After updating code following your comments, I will push this patch.

llvm/lib/Transforms/Scalar/LoopBoundSplit.cpp
33

Yep, I will update it.

jaykang10 updated this revision to Diff 350208.Jun 7 2021, 2:40 AM

Following comments of @mkazantsev, updated code.

This revision was landed with ongoing or failed builds.Jun 7 2021, 2:56 AM
This revision was automatically updated to reflect the committed changes.
fhahn added a subscriber: fhahn.Jun 7 2021, 3:25 AM

I'm seeing crashes when trying to build 471.omnetpp with -O3 -flto on X86 when running the pass just before the vectorizer (as below).

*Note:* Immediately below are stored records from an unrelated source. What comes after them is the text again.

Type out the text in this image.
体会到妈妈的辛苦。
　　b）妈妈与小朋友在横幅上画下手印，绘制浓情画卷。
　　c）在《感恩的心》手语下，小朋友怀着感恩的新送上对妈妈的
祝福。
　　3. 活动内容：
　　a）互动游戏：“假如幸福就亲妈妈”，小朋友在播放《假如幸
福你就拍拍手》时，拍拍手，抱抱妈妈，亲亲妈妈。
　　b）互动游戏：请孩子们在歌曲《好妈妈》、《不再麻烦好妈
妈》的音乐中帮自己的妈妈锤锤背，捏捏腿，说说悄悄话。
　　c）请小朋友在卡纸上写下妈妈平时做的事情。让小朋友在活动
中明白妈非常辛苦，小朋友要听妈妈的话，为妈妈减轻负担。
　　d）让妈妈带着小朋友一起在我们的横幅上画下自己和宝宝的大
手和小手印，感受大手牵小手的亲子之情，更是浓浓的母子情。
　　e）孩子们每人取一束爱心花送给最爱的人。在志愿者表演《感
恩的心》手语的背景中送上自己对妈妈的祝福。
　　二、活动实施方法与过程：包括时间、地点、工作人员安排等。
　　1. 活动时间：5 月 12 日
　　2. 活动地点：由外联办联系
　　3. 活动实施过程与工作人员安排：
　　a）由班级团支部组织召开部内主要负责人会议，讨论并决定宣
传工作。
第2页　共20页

Please take a look.

diff --git a/llvm/lib/Passes/PassBuilder.cpp b/llvm/lib/Passes/PassBuilder.cpp
index b07f966e3b7e..a3e3ed093ecb 100644
--- a/llvm/lib/Passes/PassBuilder.cpp
+++ b/llvm/lib/Passes/PassBuilder.cpp
@@ -1195,6 +1195,7 @@ PassBuilder::buildModuleSimplificationPipeline(OptimizationLevel Level,
 /// TODO: Should LTO cause any differences to this set of passes?
 void PassBuilder::addVectorPasses(OptimizationLevel Level,
                                   FunctionPassManager &FPM, bool IsLTO) {
+  FPM.addPass(createFunctionToLoopPassAdaptor(LoopBoundSplitPass()));
   FPM.addPass(LoopVectorizePass(
       LoopVectorizeOptions(!PTO.LoopInterleaving, !PTO.LoopVectorization)));

I'm seeing crashes when trying to build 471.omnetpp with -O3 -flto on X86 when running the pass just before the vectorizer (as below). Please take a look.

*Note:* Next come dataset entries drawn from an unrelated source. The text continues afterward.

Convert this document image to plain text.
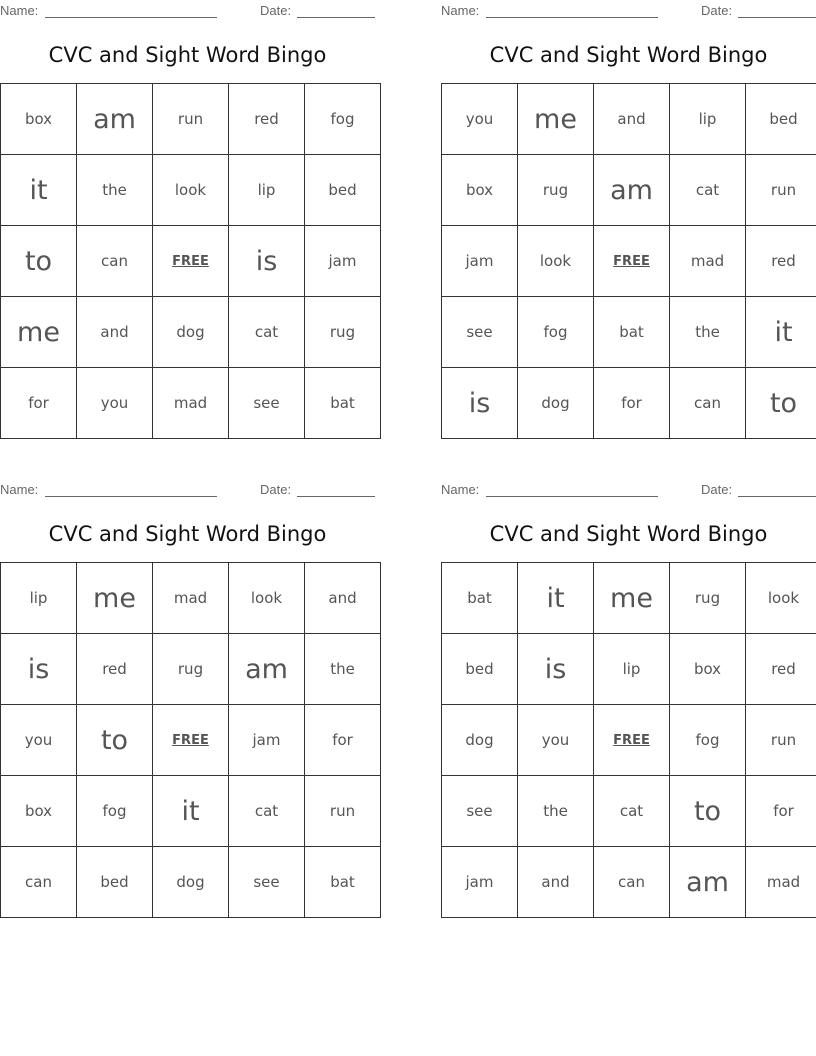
Name:	Date:
CVC and Sight Word Bingo
box	am	run	red	fog
it	the	look	lip	bed
to	can	FREE	is	jam
me	and	dog	cat	rug
for	you	mad	see	bat
Name:	Date:
CVC and Sight Word Bingo
you	me	and	lip	bed
box	rug	am	cat	run
jam	look	FREE	mad	red
see	fog	bat	the	it
is	dog	for	can	to
Name:	Date:
CVC and Sight Word Bingo
lip	me	mad	look	and
is	red	rug	am	the
you	to	FREE	jam	for
box	fog	it	cat	run
can	bed	dog	see	bat
Name:	Date:
CVC and Sight Word Bingo
bat	it	me	rug	look
bed	is	lip	box	red
dog	you	FREE	fog	run
see	the	cat	to	for
jam	and	can	am	mad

diff --git a/llvm/lib/Passes/PassBuilder.cpp b/llvm/lib/Passes/PassBuilder.cpp
index b07f966e3b7e..a3e3ed093ecb 100644
--- a/llvm/lib/Passes/PassBuilder.cpp
+++ b/llvm/lib/Passes/PassBuilder.cpp
@@ -1195,6 +1195,7 @@ PassBuilder::buildModuleSimplificationPipeline(OptimizationLevel Level,
 /// TODO: Should LTO cause any differences to this set of passes?
 void PassBuilder::addVectorPasses(OptimizationLevel Level,
                                   FunctionPassManager &FPM, bool IsLTO) {
+  FPM.addPass(createFunctionToLoopPassAdaptor(LoopBoundSplitPass()));
   FPM.addPass(LoopVectorizePass(
       LoopVectorizeOptions(!PTO.LoopInterleaving, !PTO.LoopVectorization)));

Ah, Thanks @fhahn! I will have a look.

Allen added a subscriber: Allen.Feb 6 2023, 6:23 PM
Allen added inline comments.
llvm/include/llvm/Transforms/Scalar/LoopBoundSplit.h
28

hi @jaykang10:

Excuse me, as *while (iv < n)* will guard the split loop body doesn't execute, so the insert condition *if (iv != n)* is good for performance?
Herald added a project: Restricted Project. · View Herald TranscriptFeb 6 2023, 6:23 PM
Herald added a subscriber: StephenFan. · View Herald Transcript

I add a MR, try to remove the loop guard in loop guard D143705.